More factual distortions listed by camera.org that, if true, would make Pappe a seriously questionable source on history:
Yasir Arafat's birthplace is Cairo and not Jerusalem. The U.N. Special Commission on Palestine (UNSCOP) presented its report on August 31, 1947, not on November 29. Deir Yasin is a village near Jerusalem, and not in Haifa. Lawrence of Arabia had nothing to do with the Anglo-Hashemite correspondence that led to the "Great Arab Revolt" of World War I. Further, this correspondence was initiated by the Hashemites not by the British. Pappé even misspells the official English transliteration of President Weizmann's first name (Chaim, not Haim).
More serious is the book's consistent resort to factual misrepresentation, distortion, and outright falsehood. Readers are told of events that never happened, such as the nonexistent May 1948 Tantura "massacre" or the expulsion of Arabs within twelve days of the partition resolution. They learn of political decisions that were never made, such as the Anglo-French 1912 plan for the occupation of Palestine or the contriving of "a master plan to rid the future Jewish state of as many Palestinians as possible." And they are misinformed about military and political developments, such as the rationale for the Balfour declaration . . .
This is just a small fraction of the arguments against Pappe's work coming from just one website, never mind all the mainstream academics who have directly challenged this work.
And here's Pappe criticizing Morris' work in the Jerusalem Post:
"Pappe, a senior lecturer at the University of Haifa, shared countless lecture hall stages with Morris after their first books appeared, and the men became friends.
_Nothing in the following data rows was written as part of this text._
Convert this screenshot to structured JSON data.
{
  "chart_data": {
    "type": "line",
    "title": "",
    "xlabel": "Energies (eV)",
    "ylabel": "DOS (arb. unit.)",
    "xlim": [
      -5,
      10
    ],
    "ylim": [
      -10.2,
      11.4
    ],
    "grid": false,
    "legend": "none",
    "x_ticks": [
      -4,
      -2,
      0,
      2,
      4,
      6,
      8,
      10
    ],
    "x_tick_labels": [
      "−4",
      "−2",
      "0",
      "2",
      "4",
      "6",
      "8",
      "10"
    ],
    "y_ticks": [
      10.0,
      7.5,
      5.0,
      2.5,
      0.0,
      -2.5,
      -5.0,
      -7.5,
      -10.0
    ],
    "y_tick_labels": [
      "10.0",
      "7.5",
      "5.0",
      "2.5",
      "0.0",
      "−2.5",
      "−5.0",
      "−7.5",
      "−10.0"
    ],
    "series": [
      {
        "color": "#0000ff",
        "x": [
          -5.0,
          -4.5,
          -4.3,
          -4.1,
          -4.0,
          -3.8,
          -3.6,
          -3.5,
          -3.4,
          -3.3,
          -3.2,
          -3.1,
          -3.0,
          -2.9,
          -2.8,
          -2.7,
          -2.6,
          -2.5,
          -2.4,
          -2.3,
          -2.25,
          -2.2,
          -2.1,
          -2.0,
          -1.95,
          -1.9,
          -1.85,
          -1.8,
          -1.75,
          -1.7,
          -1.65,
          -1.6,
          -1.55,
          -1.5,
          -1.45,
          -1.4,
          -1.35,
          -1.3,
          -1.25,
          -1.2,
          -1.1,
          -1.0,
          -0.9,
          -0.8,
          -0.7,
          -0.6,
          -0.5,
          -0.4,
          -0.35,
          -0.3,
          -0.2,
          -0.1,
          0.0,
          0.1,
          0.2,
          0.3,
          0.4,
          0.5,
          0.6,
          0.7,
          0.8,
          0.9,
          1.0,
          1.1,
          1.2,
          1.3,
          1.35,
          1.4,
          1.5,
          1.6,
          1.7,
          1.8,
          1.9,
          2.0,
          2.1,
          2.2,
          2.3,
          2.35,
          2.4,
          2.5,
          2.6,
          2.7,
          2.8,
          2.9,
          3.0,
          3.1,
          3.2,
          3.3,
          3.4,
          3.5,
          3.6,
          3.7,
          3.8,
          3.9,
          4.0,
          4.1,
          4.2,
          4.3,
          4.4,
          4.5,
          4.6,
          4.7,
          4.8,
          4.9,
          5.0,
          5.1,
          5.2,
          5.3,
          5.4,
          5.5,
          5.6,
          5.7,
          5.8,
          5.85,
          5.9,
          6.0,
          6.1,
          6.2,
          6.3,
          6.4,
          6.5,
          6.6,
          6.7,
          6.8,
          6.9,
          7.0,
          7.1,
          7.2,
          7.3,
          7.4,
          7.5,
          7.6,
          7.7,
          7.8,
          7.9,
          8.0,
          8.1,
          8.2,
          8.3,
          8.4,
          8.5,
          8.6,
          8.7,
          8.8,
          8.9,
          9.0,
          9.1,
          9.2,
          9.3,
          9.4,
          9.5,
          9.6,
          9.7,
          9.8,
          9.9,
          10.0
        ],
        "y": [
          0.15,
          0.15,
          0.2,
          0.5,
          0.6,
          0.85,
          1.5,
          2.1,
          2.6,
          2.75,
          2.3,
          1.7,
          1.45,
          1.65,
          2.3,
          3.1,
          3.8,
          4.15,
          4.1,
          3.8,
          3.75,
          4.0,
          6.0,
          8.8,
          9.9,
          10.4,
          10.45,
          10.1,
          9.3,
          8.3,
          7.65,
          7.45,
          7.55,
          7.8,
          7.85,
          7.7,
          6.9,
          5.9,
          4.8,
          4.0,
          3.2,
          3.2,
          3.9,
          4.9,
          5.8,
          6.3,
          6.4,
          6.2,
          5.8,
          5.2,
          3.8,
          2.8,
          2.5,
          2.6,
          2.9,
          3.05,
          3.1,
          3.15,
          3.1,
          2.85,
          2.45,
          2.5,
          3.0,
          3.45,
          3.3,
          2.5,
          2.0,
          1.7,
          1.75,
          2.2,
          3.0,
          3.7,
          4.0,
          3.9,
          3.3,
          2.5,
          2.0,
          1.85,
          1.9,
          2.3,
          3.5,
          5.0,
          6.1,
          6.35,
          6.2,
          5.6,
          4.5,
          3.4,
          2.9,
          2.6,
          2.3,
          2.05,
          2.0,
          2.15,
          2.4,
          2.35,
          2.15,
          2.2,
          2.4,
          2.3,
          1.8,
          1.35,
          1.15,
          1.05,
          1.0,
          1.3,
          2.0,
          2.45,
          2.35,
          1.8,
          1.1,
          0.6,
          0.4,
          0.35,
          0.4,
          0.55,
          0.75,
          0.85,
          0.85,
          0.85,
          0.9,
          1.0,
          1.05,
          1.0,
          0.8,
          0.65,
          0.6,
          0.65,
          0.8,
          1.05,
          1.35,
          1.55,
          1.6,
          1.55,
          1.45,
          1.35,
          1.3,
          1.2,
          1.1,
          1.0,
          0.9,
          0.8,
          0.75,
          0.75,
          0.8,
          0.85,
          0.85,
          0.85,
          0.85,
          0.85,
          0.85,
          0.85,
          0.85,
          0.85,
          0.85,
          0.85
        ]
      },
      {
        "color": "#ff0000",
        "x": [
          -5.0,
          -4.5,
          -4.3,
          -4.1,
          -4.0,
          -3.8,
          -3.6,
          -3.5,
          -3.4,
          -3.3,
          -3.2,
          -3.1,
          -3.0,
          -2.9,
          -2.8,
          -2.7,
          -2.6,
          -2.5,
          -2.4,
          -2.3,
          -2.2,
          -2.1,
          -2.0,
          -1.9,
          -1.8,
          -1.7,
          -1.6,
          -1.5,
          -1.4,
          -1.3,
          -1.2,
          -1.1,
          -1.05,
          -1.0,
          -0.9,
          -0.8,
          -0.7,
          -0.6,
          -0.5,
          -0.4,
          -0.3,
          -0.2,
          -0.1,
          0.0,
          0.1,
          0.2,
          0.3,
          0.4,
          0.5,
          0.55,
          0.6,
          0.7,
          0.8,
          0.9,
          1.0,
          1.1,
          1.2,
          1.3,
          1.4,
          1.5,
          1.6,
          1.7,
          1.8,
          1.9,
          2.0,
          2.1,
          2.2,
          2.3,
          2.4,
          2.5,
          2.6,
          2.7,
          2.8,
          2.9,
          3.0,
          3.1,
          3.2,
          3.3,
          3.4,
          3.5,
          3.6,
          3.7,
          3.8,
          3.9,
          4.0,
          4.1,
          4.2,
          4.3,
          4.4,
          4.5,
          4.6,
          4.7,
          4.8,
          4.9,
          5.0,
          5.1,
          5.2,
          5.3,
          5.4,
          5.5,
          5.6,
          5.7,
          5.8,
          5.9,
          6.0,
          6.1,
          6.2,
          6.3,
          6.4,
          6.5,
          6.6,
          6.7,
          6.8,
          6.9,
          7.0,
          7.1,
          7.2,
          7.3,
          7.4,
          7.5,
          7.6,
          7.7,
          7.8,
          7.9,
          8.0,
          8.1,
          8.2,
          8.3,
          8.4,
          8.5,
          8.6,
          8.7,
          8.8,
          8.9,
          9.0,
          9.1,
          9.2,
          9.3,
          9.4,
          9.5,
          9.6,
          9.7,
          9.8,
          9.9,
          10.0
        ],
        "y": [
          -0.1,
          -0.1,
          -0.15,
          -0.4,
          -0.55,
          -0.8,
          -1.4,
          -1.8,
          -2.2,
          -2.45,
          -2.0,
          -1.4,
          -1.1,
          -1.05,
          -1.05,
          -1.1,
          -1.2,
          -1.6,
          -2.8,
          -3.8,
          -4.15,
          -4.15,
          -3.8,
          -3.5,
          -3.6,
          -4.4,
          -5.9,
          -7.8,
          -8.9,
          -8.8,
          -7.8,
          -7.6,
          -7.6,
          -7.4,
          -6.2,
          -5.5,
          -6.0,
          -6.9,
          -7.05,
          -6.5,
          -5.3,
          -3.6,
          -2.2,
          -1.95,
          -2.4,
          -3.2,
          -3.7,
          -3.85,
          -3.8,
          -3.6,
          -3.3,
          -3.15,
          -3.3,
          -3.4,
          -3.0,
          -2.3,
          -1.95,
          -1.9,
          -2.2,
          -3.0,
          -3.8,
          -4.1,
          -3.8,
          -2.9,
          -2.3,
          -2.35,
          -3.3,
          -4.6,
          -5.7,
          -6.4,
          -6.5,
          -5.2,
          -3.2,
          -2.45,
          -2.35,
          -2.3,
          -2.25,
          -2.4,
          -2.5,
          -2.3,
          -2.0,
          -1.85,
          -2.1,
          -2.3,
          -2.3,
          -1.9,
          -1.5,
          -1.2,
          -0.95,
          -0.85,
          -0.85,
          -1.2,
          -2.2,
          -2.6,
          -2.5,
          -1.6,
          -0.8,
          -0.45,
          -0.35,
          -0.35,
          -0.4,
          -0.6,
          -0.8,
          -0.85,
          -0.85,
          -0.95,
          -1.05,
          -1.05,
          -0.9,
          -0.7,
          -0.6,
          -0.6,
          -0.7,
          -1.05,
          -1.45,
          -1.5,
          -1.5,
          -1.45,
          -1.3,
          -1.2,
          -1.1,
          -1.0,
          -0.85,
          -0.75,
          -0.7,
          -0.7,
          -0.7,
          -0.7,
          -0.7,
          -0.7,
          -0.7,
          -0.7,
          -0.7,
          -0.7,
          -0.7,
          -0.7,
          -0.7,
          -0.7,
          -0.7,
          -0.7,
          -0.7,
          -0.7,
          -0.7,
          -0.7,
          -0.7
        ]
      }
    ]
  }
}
Now they no longer speak, their relationship poisoned by a series of angry public exchanges rooted in their vastly different interpretations of Israel's history. 'Morris bothers me for what he represents, not as a person,' Pappe says during a visit to his cluttered university office. 'The extremes he is willing to go to justify Zionism and the prejudice he shows against the Palestinians is shared by so many Jews.' "
Now you can argue that Pappe disagrees with Morris only insofar as Morris doesn't blame everything on the zionists, but what kind of objectivity is that supposed to represent?
I can cite countless videos and articles by arab writers talking about how the Palestinians have plenty of reasons to lay most of the blame for their Nakba on the arab nations who pretended (and still pretend) to represent them. I can find you plenty of arab writers and academics who give themselves wholeheartedly to supporting the Israeli cause, at least insofar as the 1948 borders are concerned. Do I bother to do this? No, because what concerns me most are objective sources that can conclusively prove one claim or another. Otherwise, in the absence of hard physical and corroborative evidence for so many of the claims and counterclaims, arguing about events that happened generations ago, we have no option but to move on and work from the facts we have today. The UN recognition of Israel within its 1948 borders seems to me a very reasonable place to start, and a majority of Israelis and Palestinians have said as much in the past.